Would you like to live longer? If you’re like me, the answer is an emphatic YES!!!
Of course, you want to be healthy for the vast majority of the time. No one wants to live to 100 but spend 40 years being dragged across the finish line with numerous chronic diseases.
Unfortunately, it’s hard to do longevity studies in humans. First, the studies take a long time. Secondly, you have to find those willing to have portions of their life controlled. Finally, those people need a lot of faith that the intervention will work, and what about those in the placebo group?
At any rate, there are a few things we find that seem to be conserved across many species. Calorie restriction is one. Additionally, exercise seems to be the most effective option to delay aging in humans.
We often look to these various conserved mechanisms across animal species to get an idea as to what might help us live longer. A recent paper took a look at genetic factors that contribute to longevity in various mammal species.
What they found was pretty interesting, and does seem to back up a lot of what we suspect is important for us. Let’s dig in!
What makes some mammals live longer than others?
There is a wide range of maximum lifespan in various species of mammal. Looking at the molecular differences in these mammals gives us clues as to what causes longer-lived to animals to stick around longer.
In this paper, they found two separate groups of genes that regulate maximum lifespan. On the one hand, negatively-associated maximum lifespan genes reduce lifespan. This means that higher expression of these genes leads to a shorter lifespan.
On the other hand, positively-associated maximum lifespan genes increase lifespan. This means that increased expression of these genes increases lifespan.
Not surprisingly, they found both energy metabolism and inflammation negatively associated with lifespan. Put another way, animals with a slower metabolism and lower inflammation live longer.
As far as positively-associated genes, increased expression of genes involved in DNA repair, RNA transport, and microtubule organization increased lifespan. This makes sense because they all play a role in the integrity of DNA.
So basically, if your goal is to live longer, you want a slower metabolism, lower inflammation, and efficient and healthy DNA.
Two separate networks regulate these genes
Interestingly, the authors pinpoint how 2 separate networks control these genes. The negatively-associated genes are under circadian regulation. They believe putting them under circadian regulation allows animals to avoid persistently elevated levels.
This jibes with evidence that mice with an intrinsic circadian period closer to 24 hours live 20% longer than those that don’t. These mice are aligned to the 24 hour day/night cycle no matter what. Therefore, disruption will have less of a negative effect on them.
Of course, a constant circadian environment and lifestyle should yield the same phenotype, so living a lifestyle with strong & consistent circadian exposures(Light, exercise, feeding) should yield similar results. In other words, observe strong circadian habits.
The second network is the pluripotency network. The pluripotency network regulates the self-renewal and differentiation of stem cells. Increased expression of the regulatory genes in this network helps maintain stem cell pools and the regenerative capacity of our organs and tissues.
Unfortunately, we don’t have a ton of control over the pluripotency network. You certainly want to limit DNA damage and do what you can to enhance DNA repair processes.
We have very few options here, but the really cool stuff is coming with cellular reprogramming via Yamanaka factors. Not currently ready for prime time, but possibly within our lifetime.
This new evidence on the gene networks that cause some animals to live longer than others supports other evidence on longevity. Furthermore, it supports some of the interventions we suspect will help in humans.
To date, in all model organisms, calorie restriction leads to extended lifespan. Not surprisingly, calorie restriction also leads to a slower metabolism and reduced inflammation.
This also supports the idea that exercise is critically important for us as we grow older. When we’re young, DNA repair processes and the integrity of DNA as a whole are fantastic. But, as we age, there is a gradual decline.

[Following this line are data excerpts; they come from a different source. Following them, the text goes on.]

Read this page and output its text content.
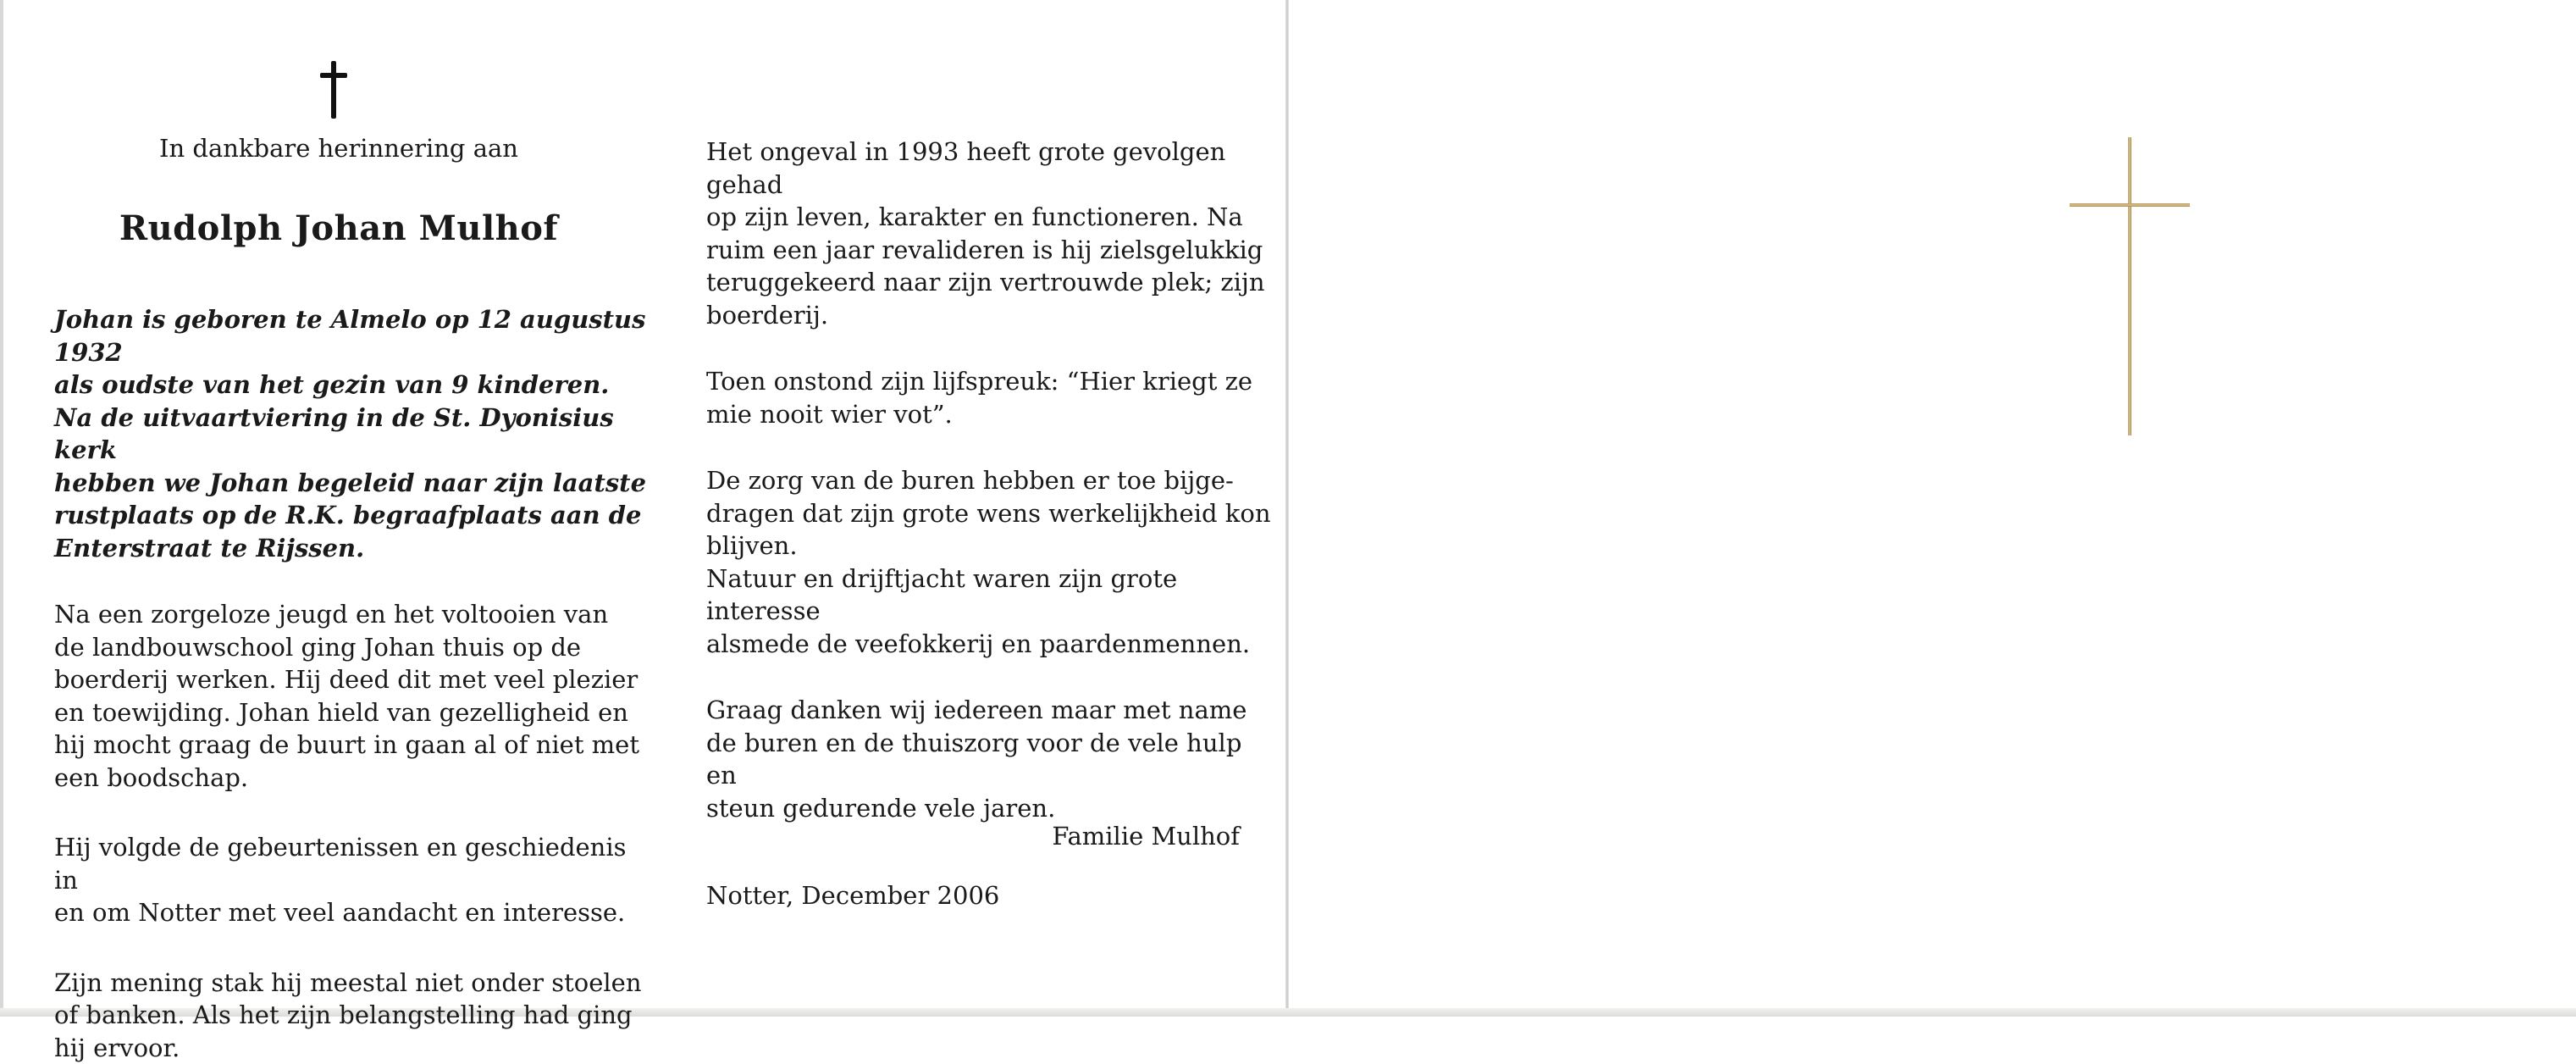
In dankbare herinnering aan
Rudolph Johan Mulhof

Johan is geboren te Almelo op 12 augustus 1932
als oudste van het gezin van 9 kinderen.
Na de uitvaartviering in de St. Dyonisius kerk
hebben we Johan begeleid naar zijn laatste
rustplaats op de R.K. begraafplaats aan de
Enterstraat te Rijssen.

Na een zorgeloze jeugd en het voltooien van
de landbouwschool ging Johan thuis op de
boerderij werken. Hij deed dit met veel plezier
en toewijding. Johan hield van gezelligheid en
hij mocht graag de buurt in gaan al of niet met
een boodschap.

Hij volgde de gebeurtenissen en geschiedenis in
en om Notter met veel aandacht en interesse.

Zijn mening stak hij meestal niet onder stoelen
of banken. Als het zijn belangstelling had ging
hij ervoor.

Het ongeval in 1993 heeft grote gevolgen gehad
op zijn leven, karakter en functioneren. Na
ruim een jaar revalideren is hij zielsgelukkig
teruggekeerd naar zijn vertrouwde plek; zijn
boerderij.

Toen onstond zijn lijfspreuk: “Hier kriegt ze
mie nooit wier vot”.

De zorg van de buren hebben er toe bijge-
dragen dat zijn grote wens werkelijkheid kon
blijven.
Natuur en drijftjacht waren zijn grote interesse
alsmede de veefokkerij en paardenmennen.

Graag danken wij iedereen maar met name
de buren en de thuiszorg voor de vele hulp en
steun gedurende vele jaren.

Familie Mulhof
Notter, December 2006
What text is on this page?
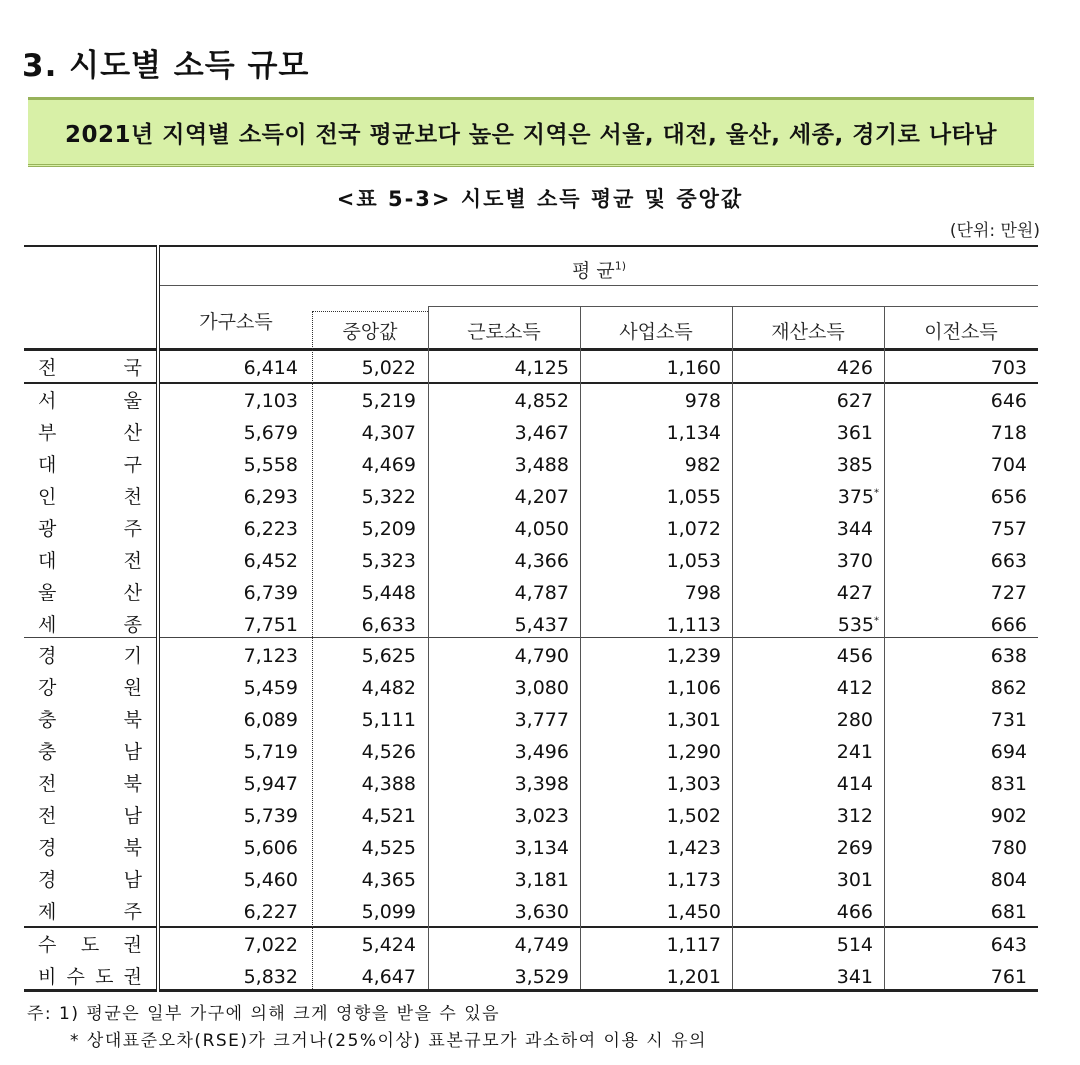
3. 시도별 소득 규모
2021년 지역별 소득이 전국 평균보다 높은 지역은 서울, 대전, 울산, 세종, 경기로 나타남
<표 5-3> 시도별 소득 평균 및 중앙값
(단위: 만원)
평 균$^{1)}$
가구소득	중앙값	근로소득	사업소득	재산소득	이전소득
전	국	6,414	5,022	4,125	1,160	426	703
서	울	7,103	5,219	4,852	978	627	646
부	산	5,679	4,307	3,467	1,134	361	718
대	구	5,558	4,469	3,488	982	385	704
인	천	6,293	5,322	4,207	1,055	375*	656
광	주	6,223	5,209	4,050	1,072	344	757
대	전	6,452	5,323	4,366	1,053	370	663
울	산	6,739	5,448	4,787	798	427	727
세	종	7,751	6,633	5,437	1,113	535*	666
경	기	7,123	5,625	4,790	1,239	456	638
강	원	5,459	4,482	3,080	1,106	412	862
충	북	6,089	5,111	3,777	1,301	280	731
충	남	5,719	4,526	3,496	1,290	241	694
전	북	5,947	4,388	3,398	1,303	414	831
전	남	5,739	4,521	3,023	1,502	312	902
경	북	5,606	4,525	3,134	1,423	269	780
경	남	5,460	4,365	3,181	1,173	301	804
제	주	6,227	5,099	3,630	1,450	466	681
수 도 권	7,022	5,424	4,749	1,117	514	643
비 수 도 권	5,832	4,647	3,529	1,201	341	761
주: 1) 평균은 일부 가구에 의해 크게 영향을 받을 수 있음
* 상대표준오차(RSE)가 크거나(25%이상) 표본규모가 과소하여 이용 시 유의
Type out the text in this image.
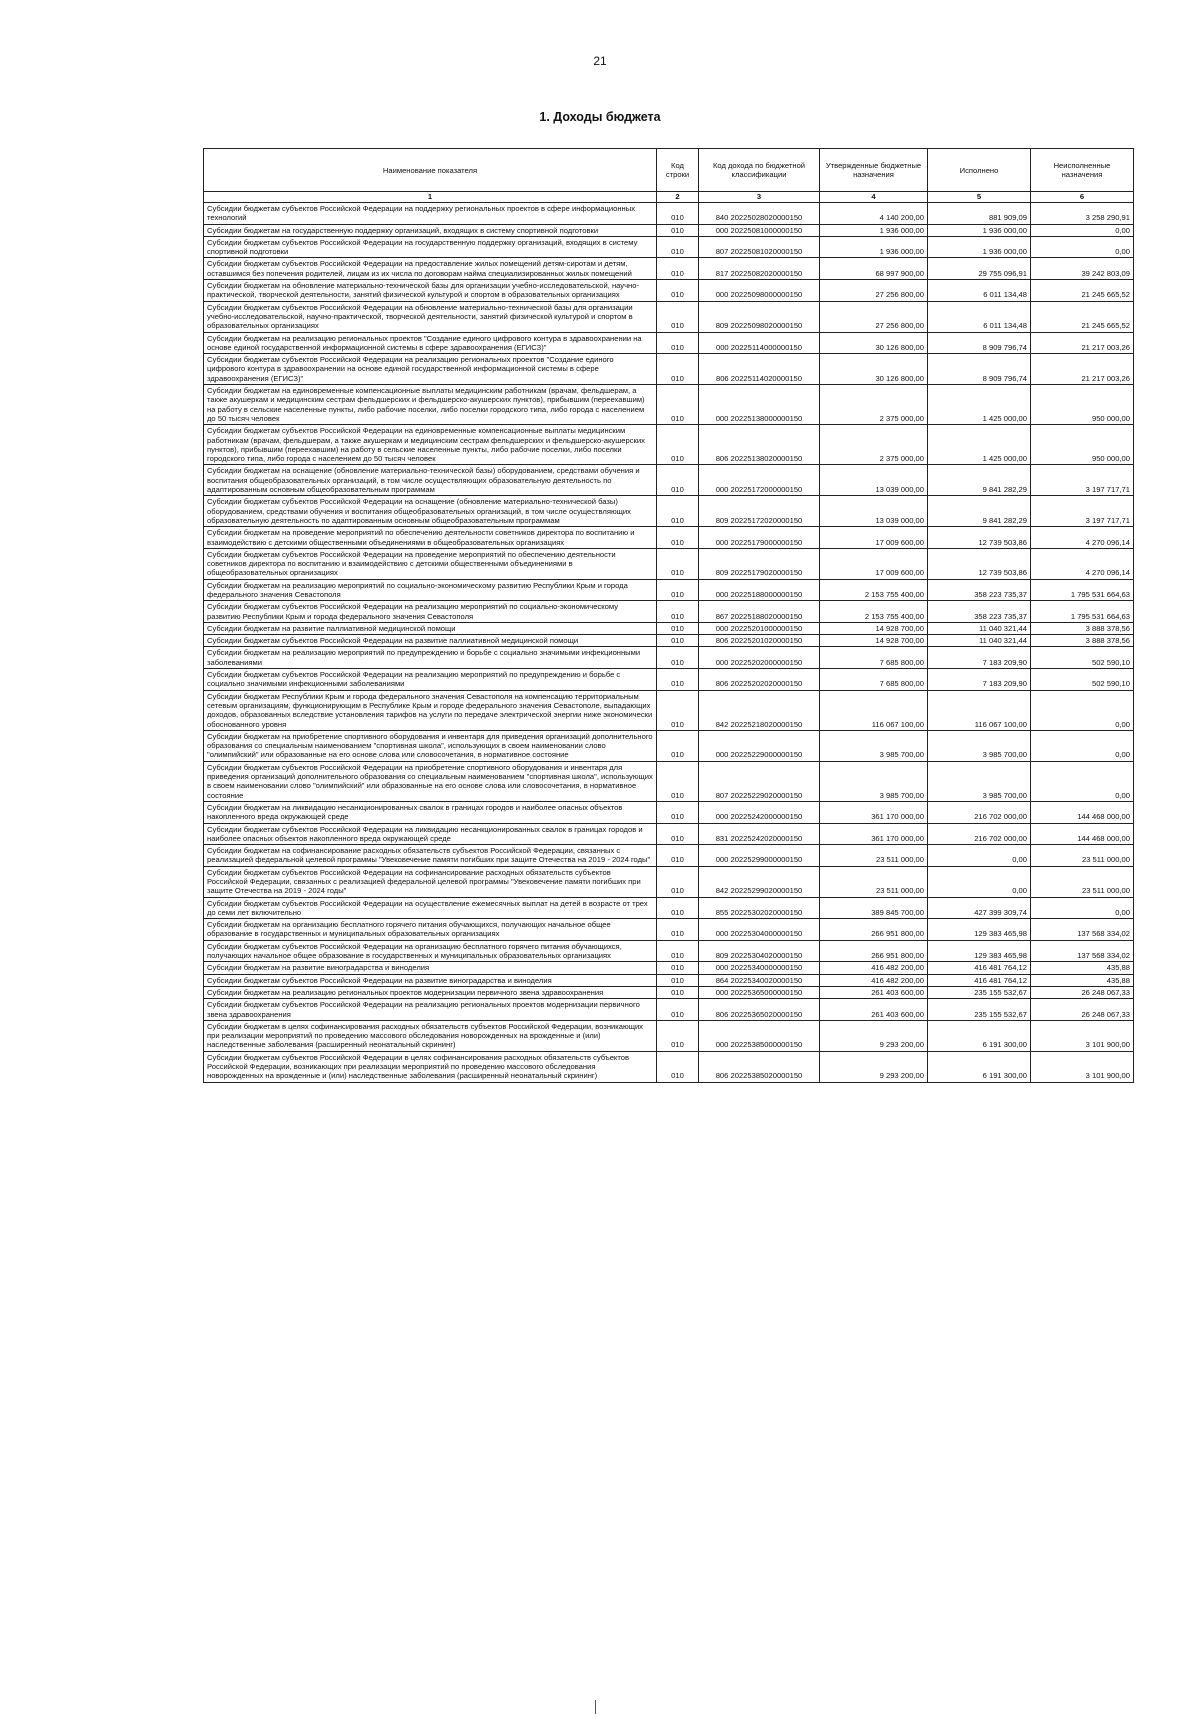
21
1. Доходы бюджета
Наименование показателя	Код строки	Код дохода по бюджетной классификации	Утвержденные бюджетные назначения	Исполнено	Неисполненные назначения
1	2	3	4	5	6
Субсидии бюджетам субъектов Российской Федерации на поддержку региональных проектов в сфере информационных технологий	010	840 20225028020000150	4 140 200,00	881 909,09	3 258 290,91
Субсидии бюджетам на государственную поддержку организаций, входящих в систему спортивной подготовки	010	000 20225081000000150	1 936 000,00	1 936 000,00	0,00
Субсидии бюджетам субъектов Российской Федерации на государственную поддержку организаций, входящих в систему спортивной подготовки	010	807 20225081020000150	1 936 000,00	1 936 000,00	0,00
Субсидии бюджетам субъектов Российской Федерации на предоставление жилых помещений детям-сиротам и детям, оставшимся без попечения родителей, лицам из их числа по договорам найма специализированных жилых помещений	010	817 20225082020000150	68 997 900,00	29 755 096,91	39 242 803,09
Субсидии бюджетам на обновление материально-технической базы для организации учебно-исследовательской, научно-практической, творческой деятельности, занятий физической культурой и спортом в образовательных организациях	010	000 20225098000000150	27 256 800,00	6 011 134,48	21 245 665,52
Субсидии бюджетам субъектов Российской Федерации на обновление материально-технической базы для организации учебно-исследовательской, научно-практической, творческой деятельности, занятий физической культурой и спортом в образовательных организациях	010	809 20225098020000150	27 256 800,00	6 011 134,48	21 245 665,52
Субсидии бюджетам на реализацию региональных проектов "Создание единого цифрового контура в здравоохранении на основе единой государственной информационной системы в сфере здравоохранения (ЕГИСЗ)"	010	000 20225114000000150	30 126 800,00	8 909 796,74	21 217 003,26
Субсидии бюджетам субъектов Российской Федерации на реализацию региональных проектов "Создание единого цифрового контура в здравоохранении на основе единой государственной информационной системы в сфере здравоохранения (ЕГИСЗ)"	010	806 20225114020000150	30 126 800,00	8 909 796,74	21 217 003,26
Субсидии бюджетам на единовременные компенсационные выплаты медицинским работникам (врачам, фельдшерам, а также акушеркам и медицинским сестрам фельдшерских и фельдшерско-акушерских пунктов), прибывшим (переехавшим) на работу в сельские населенные пункты, либо рабочие поселки, либо поселки городского типа, либо города с населением до 50 тысяч человек	010	000 20225138000000150	2 375 000,00	1 425 000,00	950 000,00
Субсидии бюджетам субъектов Российской Федерации на единовременные компенсационные выплаты медицинским работникам (врачам, фельдшерам, а также акушеркам и медицинским сестрам фельдшерских и фельдшерско-акушерских пунктов), прибывшим (переехавшим) на работу в сельские населенные пункты, либо рабочие поселки, либо поселки городского типа, либо города с населением до 50 тысяч человек	010	806 20225138020000150	2 375 000,00	1 425 000,00	950 000,00
Субсидии бюджетам на оснащение (обновление материально-технической базы) оборудованием, средствами обучения и воспитания общеобразовательных организаций, в том числе осуществляющих образовательную деятельность по адаптированным основным общеобразовательным программам	010	000 20225172000000150	13 039 000,00	9 841 282,29	3 197 717,71
Субсидии бюджетам субъектов Российской Федерации на оснащение (обновление материально-технической базы) оборудованием, средствами обучения и воспитания общеобразовательных организаций, в том числе осуществляющих образовательную деятельность по адаптированным основным общеобразовательным программам	010	809 20225172020000150	13 039 000,00	9 841 282,29	3 197 717,71
Субсидии бюджетам на проведение мероприятий по обеспечению деятельности советников директора по воспитанию и взаимодействию с детскими общественными объединениями в общеобразовательных организациях	010	000 20225179000000150	17 009 600,00	12 739 503,86	4 270 096,14
Субсидии бюджетам субъектов Российской Федерации на проведение мероприятий по обеспечению деятельности советников директора по воспитанию и взаимодействию с детскими общественными объединениями в общеобразовательных организациях	010	809 20225179020000150	17 009 600,00	12 739 503,86	4 270 096,14
Субсидии бюджетам на реализацию мероприятий по социально-экономическому развитию Республики Крым и города федерального значения Севастополя	010	000 20225188000000150	2 153 755 400,00	358 223 735,37	1 795 531 664,63
Субсидии бюджетам субъектов Российской Федерации на реализацию мероприятий по социально-экономическому развитию Республики Крым и города федерального значения Севастополя	010	867 20225188020000150	2 153 755 400,00	358 223 735,37	1 795 531 664,63
Субсидии бюджетам на развитие паллиативной медицинской помощи	010	000 20225201000000150	14 928 700,00	11 040 321,44	3 888 378,56
Субсидии бюджетам субъектов Российской Федерации на развитие паллиативной медицинской помощи	010	806 20225201020000150	14 928 700,00	11 040 321,44	3 888 378,56
Субсидии бюджетам на реализацию мероприятий по предупреждению и борьбе с социально значимыми инфекционными заболеваниями	010	000 20225202000000150	7 685 800,00	7 183 209,90	502 590,10
Субсидии бюджетам субъектов Российской Федерации на реализацию мероприятий по предупреждению и борьбе с социально значимыми инфекционными заболеваниями	010	806 20225202020000150	7 685 800,00	7 183 209,90	502 590,10
Субсидии бюджетам Республики Крым и города федерального значения Севастополя на компенсацию территориальным сетевым организациям, функционирующим в Республике Крым и городе федерального значения Севастополе, выпадающих доходов, образованных вследствие установления тарифов на услуги по передаче электрической энергии ниже экономически обоснованного уровня	010	842 20225218020000150	116 067 100,00	116 067 100,00	0,00
Субсидии бюджетам на приобретение спортивного оборудования и инвентаря для приведения организаций дополнительного образования со специальным наименованием "спортивная школа", использующих в своем наименовании слово "олимпийский" или образованные на его основе слова или словосочетания, в нормативное состояние	010	000 20225229000000150	3 985 700,00	3 985 700,00	0,00
Субсидии бюджетам субъектов Российской Федерации на приобретение спортивного оборудования и инвентаря для приведения организаций дополнительного образования со специальным наименованием "спортивная школа", использующих в своем наименовании слово "олимпийский" или образованные на его основе слова или словосочетания, в нормативное состояние	010	807 20225229020000150	3 985 700,00	3 985 700,00	0,00
Субсидии бюджетам на ликвидацию несанкционированных свалок в границах городов и наиболее опасных объектов накопленного вреда окружающей среде	010	000 20225242000000150	361 170 000,00	216 702 000,00	144 468 000,00
Субсидии бюджетам субъектов Российской Федерации на ликвидацию несанкционированных свалок в границах городов и наиболее опасных объектов накопленного вреда окружающей среде	010	831 20225242020000150	361 170 000,00	216 702 000,00	144 468 000,00
Субсидии бюджетам на софинансирование расходных обязательств субъектов Российской Федерации, связанных с реализацией федеральной целевой программы "Увековечение памяти погибших при защите Отечества на 2019 - 2024 годы"	010	000 20225299000000150	23 511 000,00	0,00	23 511 000,00
Субсидии бюджетам субъектов Российской Федерации на софинансирование расходных обязательств субъектов Российской Федерации, связанных с реализацией федеральной целевой программы "Увековечение памяти погибших при защите Отечества на 2019 - 2024 годы"	010	842 20225299020000150	23 511 000,00	0,00	23 511 000,00
Субсидии бюджетам субъектов Российской Федерации на осуществление ежемесячных выплат на детей в возрасте от трех до семи лет включительно	010	855 20225302020000150	389 845 700,00	427 399 309,74	0,00
Субсидии бюджетам на организацию бесплатного горячего питания обучающихся, получающих начальное общее образование в государственных и муниципальных образовательных организациях	010	000 20225304000000150	266 951 800,00	129 383 465,98	137 568 334,02
Субсидии бюджетам субъектов Российской Федерации на организацию бесплатного горячего питания обучающихся, получающих начальное общее образование в государственных и муниципальных образовательных организациях	010	809 20225304020000150	266 951 800,00	129 383 465,98	137 568 334,02
Субсидии бюджетам на развитие виноградарства и виноделия	010	000 20225340000000150	416 482 200,00	416 481 764,12	435,88
Субсидии бюджетам субъектов Российской Федерации на развитие виноградарства и виноделия	010	864 20225340020000150	416 482 200,00	416 481 764,12	435,88
Субсидии бюджетам на реализацию региональных проектов модернизации первичного звена здравоохранения	010	000 20225365000000150	261 403 600,00	235 155 532,67	26 248 067,33
Субсидии бюджетам субъектов Российской Федерации на реализацию региональных проектов модернизации первичного звена здравоохранения	010	806 20225365020000150	261 403 600,00	235 155 532,67	26 248 067,33
Субсидии бюджетам в целях софинансирования расходных обязательств субъектов Российской Федерации, возникающих при реализации мероприятий по проведению массового обследования новорожденных на врожденные и (или) наследственные заболевания (расширенный неонатальный скрининг)	010	000 20225385000000150	9 293 200,00	6 191 300,00	3 101 900,00
Субсидии бюджетам субъектов Российской Федерации в целях софинансирования расходных обязательств субъектов Российской Федерации, возникающих при реализации мероприятий по проведению массового обследования новорожденных на врожденные и (или) наследственные заболевания (расширенный неонатальный скрининг)	010	806 20225385020000150	9 293 200,00	6 191 300,00	3 101 900,00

However, exercise seems to both reduce DNA damage AND enhances DNA repair capacity after radiation-induced damage. This is a central component of the active grandparent hypothesis, which simply states that greater levels of physical activity are essential for healthy aging as they shift resources from fertility and growth towards maintenance and repair.
So if you’re looking to live longer and more healthy, it’s essential to:
- Be physically active, particularly as you age
- Consume a level of calories that leads to a healthy weight, reduces metabolism & inflammation
- Practice good circadian habits
We’ll cover some foods to increase or limit that may be able to goose some of this along in a future blog.